Pride Media and its four LGBTQ-focused titles, including Out and The Advocate magazines, began 2020 on shaky ground following the exits of key leaders and financial woes, including its well-publicized failure to pay freelancers.
But the new CEO, Diane Anderson-Minshall, said Pride Media can become a profitable $20 million media company this year, with a reorganization of the editorial team and a shift in sales strategy, with an assist from some big milestone events on the calendar. She said the reorganization will enable the publisher to further develop its digital operations so it can grow its online audience and satisfy advertisers’ interest in campaigns that stretch across multiple platforms.
“We know how an LGBTQ media company should operate and we need to bring us back to that,” said Anderson-Minshall, who previously served as The Advocate’s editorial director and has worked with the company for more a decade. “Rumors of our death are very premature.” She added, “We had a year of correction and we have a few months more of correction to become a profitable $20 million business.”
Part of those corrections included a series of layoffs, which culminated in the December departures of the editors-in-chief for both The Advocate and Out, Zach Stafford and Phillip Picardi. In January, Pride Media CEO Orlando Reece resigned. Additionally, at the start of this year the magazine decreased its circulation frequency from 10 issues to six issues. Anderson-Minshall said her company currently has a total of 35 employees for business and editorial functions as well as some contracted workers.
“Part of scaling back wasn’t about profitability but sustainability,” Anderson-Minshall said. “With [the] layoffs, we are on a very slim staff, so many of our workers — dare I say most of our workers — are wearing at least three or four hats and have absorbed the tasks that other team members were doing.”
She plans to reorganize Pride Media’s editorial operations so that writers will create content for all four brands (which also include Pride.com and HIVPlusMag.com), with each title having a top editor who ensures that brand’s voice, Anderson-Minshall said.

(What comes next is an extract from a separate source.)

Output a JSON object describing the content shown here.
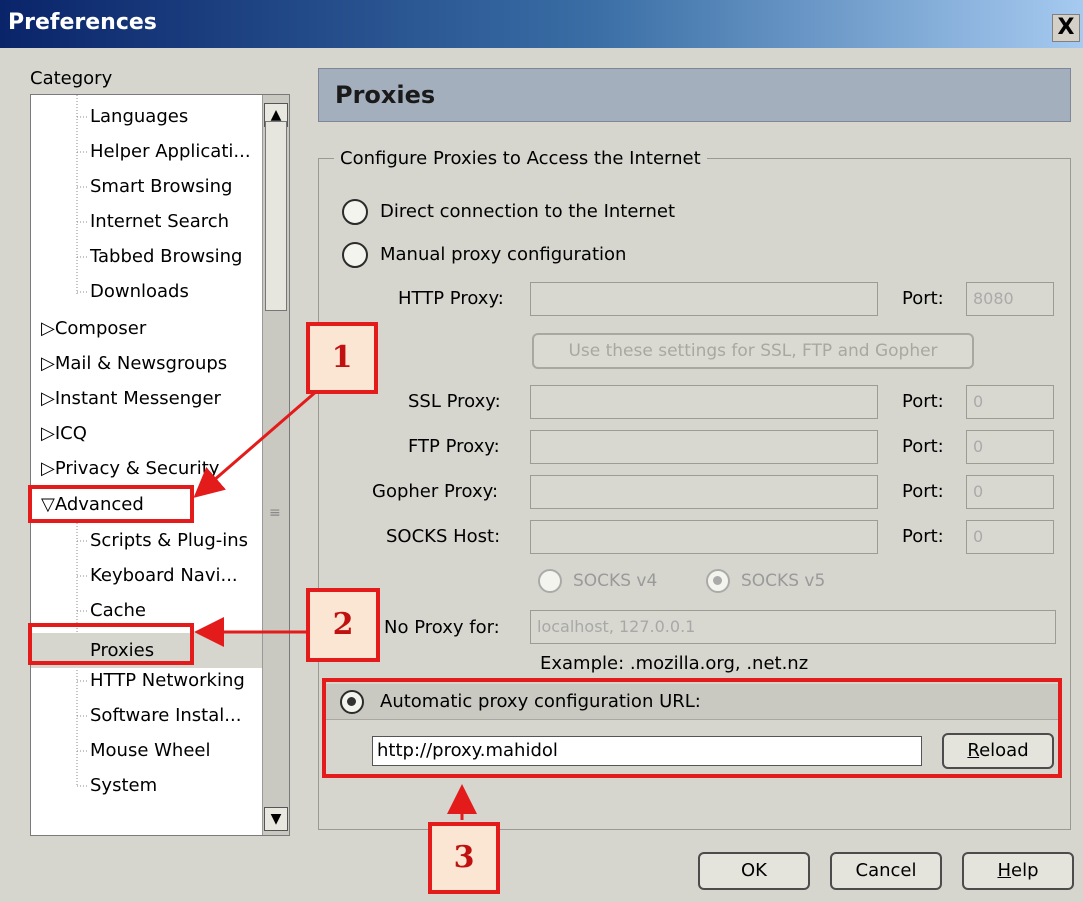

The quantity of articles produced will remain the same as in the past, she added. Anderson-Minshall said she will appoint new editor-in-chiefs for Out and The Advocate but did not mention restoring any of the other positions eliminated last year.
Being asked to do more with less has strained some staffers. “We’re doing well in so many ways,” said a person familiar with the business side of Pride Media. “However, it feels like at times we’re running on fumes and don’t have a positive work-life balance.”
While that source said the staffing cuts had prompted Pride Media’s business team to be reactive rather than proactive, some financial progress has been made of late. Last year the company added to its client roster 32 advertisers, making for a total of 131. Pride Media’s assistant vp, Stuart Brockington, said that his company’s digital sales and brand partnership revenue combined rose 22% from 2018 to 2019.
“We’re seeing the most growth on digital and social [for brand partnerships] because that’s where we have the most growth in terms of audience,” Brockington said.
Pride Media logged a 44% increase in digital traffic from 2018 to 2019, reaching nearly 54 million pageviews across its four websites, according to the company’s internal analytics. In 2019 the publisher’s two biggest titles, Out and The Advocate, had 22.3 million and 18.6 million pageviews, respectively, according to the company’s analytics. In contrast, Comscore reported that Out had 30.5 million pageviews in 2019 and The Advocate had 25.6 million.
In addition, the Alliance for Audited Media reported that as of June 2019, Out magazine had a total circulation of more than 192,000 copies, with 99% of that associated with subscriptions. Pride Media reported that the number of subscriptions remained flat from 2018 to 2019.
Brockington said Pride Media’s use of a consulting approach with clients, helping them set up advertising campaigns across digital, print and social media channels and even on their owned properties, has helped build the company’s brand partnership revenue. “In the past, advertising sales [in media] were very transactional: Buy a page or buy a digital banner,” he noted.
February 2020 is projected to be the most successful February in the company’s history in terms of revenue, Brockington said. He is projecting that the celebration of 50th anniversary of the Los Angeles, San Francisco and Atlanta Pride marches this year, as well as the fact that this is an election year, will strengthen the company’s sales (much as marking the 50th anniversary of the Stonewall riots did for the company in 2019). Companies and advertisers will seek to build campaigns around these events of importance to LGBTQ audiences, he said. And using media publications created for this demographic is a direct way to make a connection, Brockington added.
“There’s a lot of money in LGBT circulating” around, said a former Pride Media executive. “But there are issues with how [Pride Media] is operating. Other LGBT media companies are doing wonderfully.”
This article has been updated. A previous version stated assistant vp Stuart Brockington said that February 2019 was the company’s most profitable February in its history. Brockington said February 2020 is forecasted to be the most profitable February for the company.